St Pius V (1504-72) reforming pope
Born Antonio Ghislieri, of humble origins, near Alessandria in northern Italy, he worked as a shepherd before joining the Dominicans at the age of 14 and took the name Michael.
A keen student, he was ordained in 1528 and for sixteen years taught philosophy and theology at Pavia university.
He then joined the Inquisition, of which in 1558 he was made the head, meanwhile becoming a bishop and cardinal.
In the papal election of 1566 Charles Borromeo successfully lobbied for Ghislieri as a reforming pope.
Pius V soon drastically reduced the papal court, stopped nepotism in the appointment of cardinals and imposed strict sexual morality.
He also standardised the form of the Mass promulgating the 1570 edition of the Roman Missal which remained standard for 400 years until the reform of Vatican II.
Pope Benedict XVI has recently given permission for this form of the Mass to be used again as an extraordinary form of the Mass.
Excommunicates Queen Elizabeth of England
By the papal bull, Regnans in Excelsis, dated April 27, 1570, he declared Elizabeth I a heretic and released her subjects from their allegiance to her.
The second part of this was a less-than-wise excessive claim of papal authority in secular matters.
Its effect was to turn Catholics in England and Ireland from religious dissidents to enemies of the state and many had to pay with their lives.

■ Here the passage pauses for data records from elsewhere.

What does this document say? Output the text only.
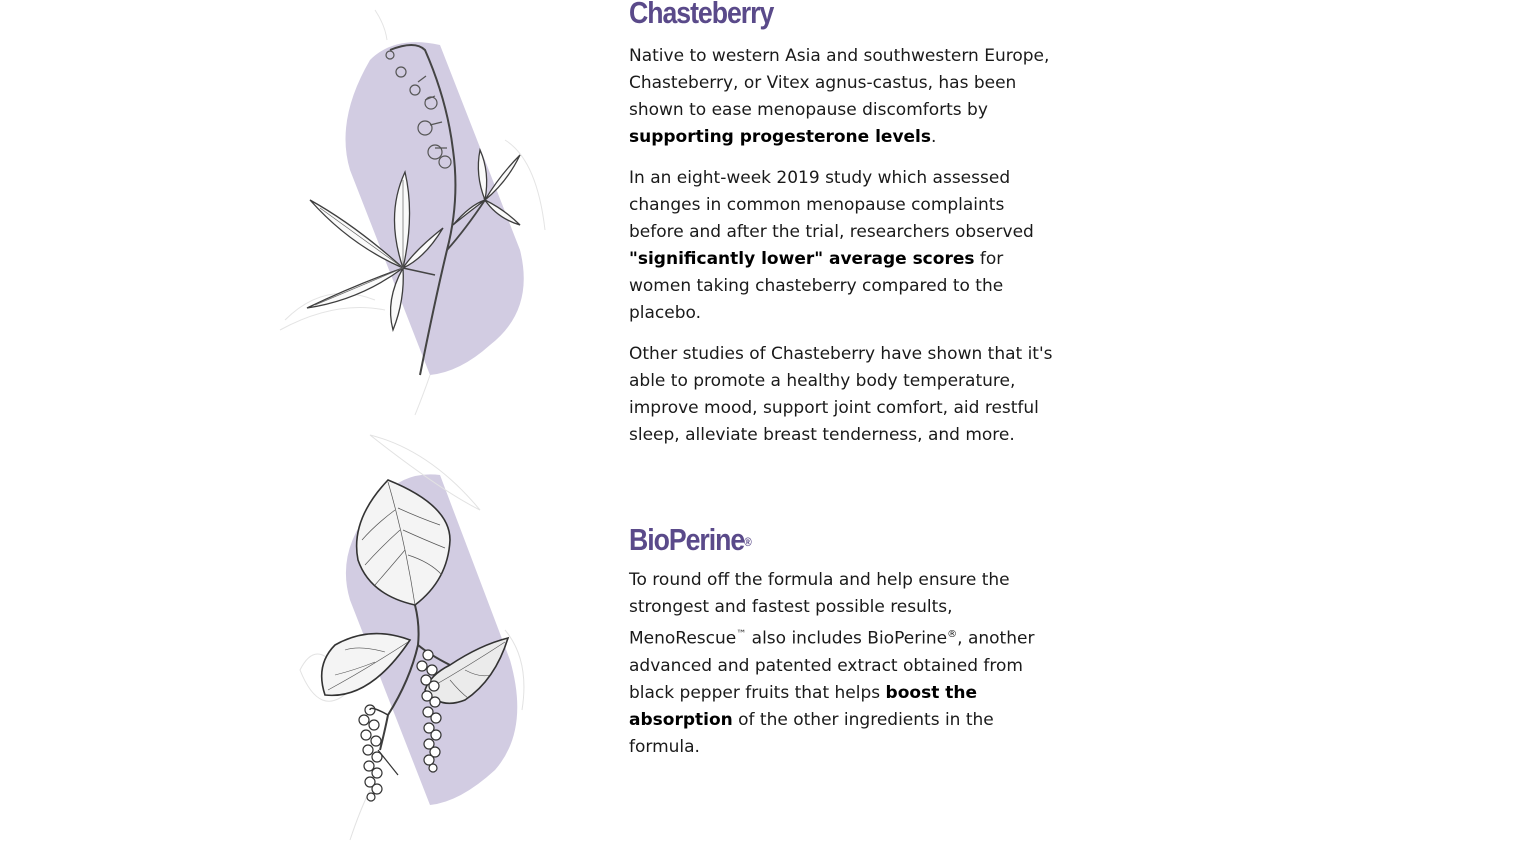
Chasteberry

Native to western Asia and southwestern Europe, Chasteberry, or Vitex agnus-castus, has been shown to ease menopause discomforts by supporting progesterone levels.

In an eight-week 2019 study which assessed changes in common menopause complaints before and after the trial, researchers observed "significantly lower" average scores for women taking chasteberry compared to the placebo.

Other studies of Chasteberry have shown that it's able to promote a healthy body temperature, improve mood, support joint comfort, aid restful sleep, alleviate breast tenderness, and more.

BioPerine®

To round off the formula and help ensure the strongest and fastest possible results, MenoRescue™ also includes BioPerine®, another advanced and patented extract obtained from black pepper fruits that helps boost the absorption of the other ingredients in the formula.
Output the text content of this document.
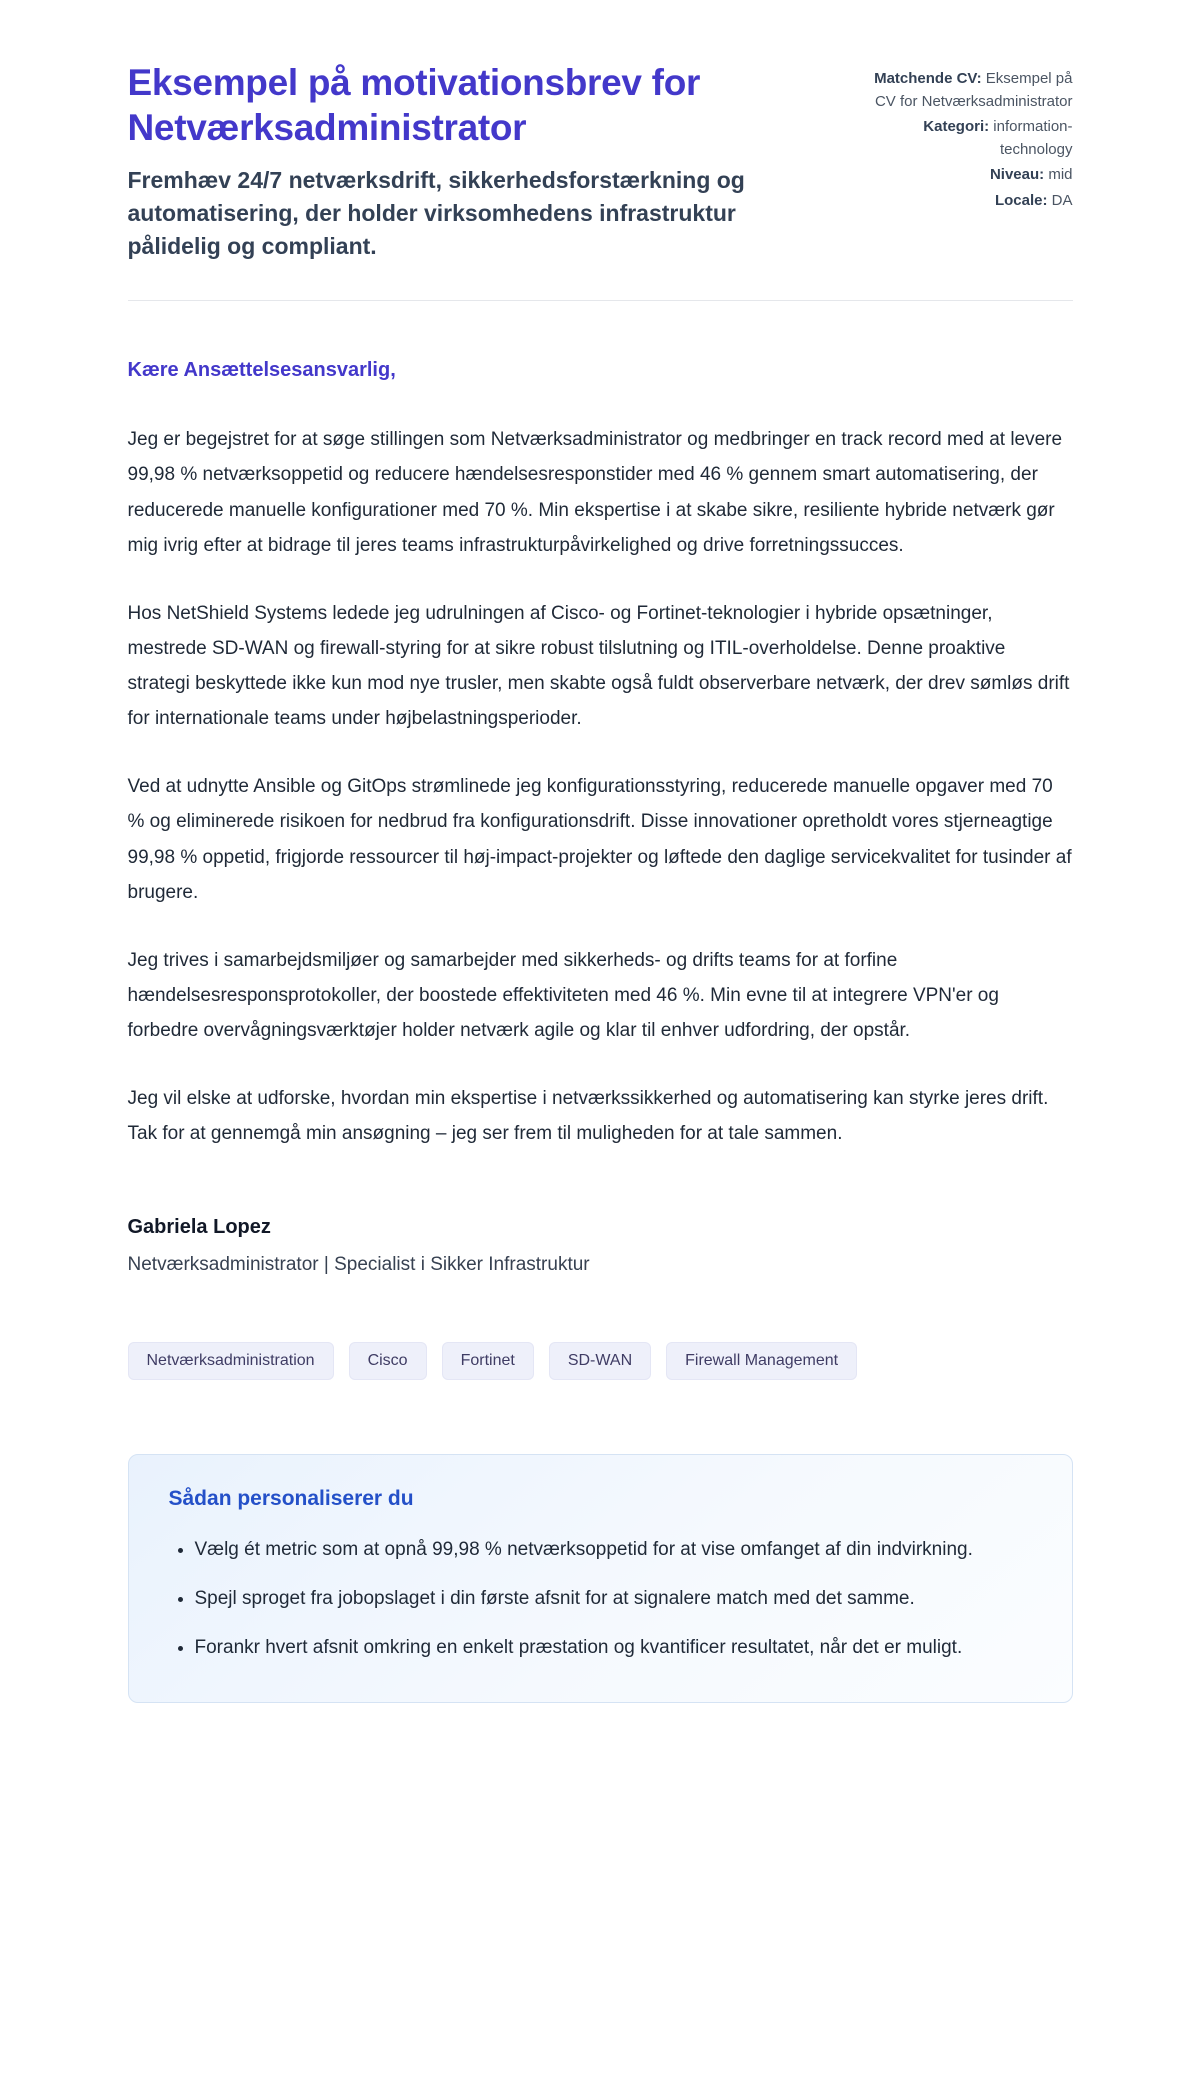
Eksempel på motivationsbrev for Netværksadministrator

Fremhæv 24/7 netværksdrift, sikkerhedsforstærkning og automatisering, der holder virksomhedens infrastruktur pålidelig og compliant.

Matchende CV: Eksempel på CV for Netværksadministrator
Kategori: information-technology
Niveau: mid
Locale: DA

Kære Ansættelsesansvarlig,

Jeg er begejstret for at søge stillingen som Netværksadministrator og medbringer en track record med at levere 99,98 % netværksoppetid og reducere hændelsesresponstider med 46 % gennem smart automatisering, der reducerede manuelle konfigurationer med 70 %. Min ekspertise i at skabe sikre, resiliente hybride netværk gør mig ivrig efter at bidrage til jeres teams infrastrukturpåvirkelighed og drive forretningssucces.

Hos NetShield Systems ledede jeg udrulningen af Cisco- og Fortinet-teknologier i hybride opsætninger, mestrede SD-WAN og firewall-styring for at sikre robust tilslutning og ITIL-overholdelse. Denne proaktive strategi beskyttede ikke kun mod nye trusler, men skabte også fuldt observerbare netværk, der drev sømløs drift for internationale teams under højbelastningsperioder.

Ved at udnytte Ansible og GitOps strømlinede jeg konfigurationsstyring, reducerede manuelle opgaver med 70 % og eliminerede risikoen for nedbrud fra konfigurationsdrift. Disse innovationer opretholdt vores stjerneagtige 99,98 % oppetid, frigjorde ressourcer til høj-impact-projekter og løftede den daglige servicekvalitet for tusinder af brugere.

Jeg trives i samarbejdsmiljøer og samarbejder med sikkerheds- og drifts teams for at forfine hændelsesresponsprotokoller, der boostede effektiviteten med 46 %. Min evne til at integrere VPN'er og forbedre overvågningsværktøjer holder netværk agile og klar til enhver udfordring, der opstår.

Jeg vil elske at udforske, hvordan min ekspertise i netværkssikkerhed og automatisering kan styrke jeres drift. Tak for at gennemgå min ansøgning – jeg ser frem til muligheden for at tale sammen.

Gabriela Lopez

Netværksadministrator | Specialist i Sikker Infrastruktur

Netværksadministration	Cisco	Fortinet	SD-WAN	Firewall Management
Sådan personaliserer du
• Vælg ét metric som at opnå 99,98 % netværksoppetid for at vise omfanget af din indvirkning.
• Spejl sproget fra jobopslaget i din første afsnit for at signalere match med det samme.
• Forankr hvert afsnit omkring en enkelt præstation og kvantificer resultatet, når det er muligt.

"Holy League" against the Turks
Pope Pius persuaded Spain and Venice to join him in a "holy league" against the Ottoman Turks who at that time controlled the Mediterranean.
With Don John of Austria they defeated the Turks at the Battle of Lepanto in 1571.
Pius attributed the victory to Our Lady and this led to the cult of Our Lady of Victories and the establishment of the feast of Our Lady of the Rosary on 7th October.
Death and memory
Pius was popular with the Romans who admired his inflexible integrity.
He died in 1572 and in 1588 his remains were laid in a magnificent tomb in the Basilica of Saint Mary Major.
He was beatified in 1672 and canonised in 1712.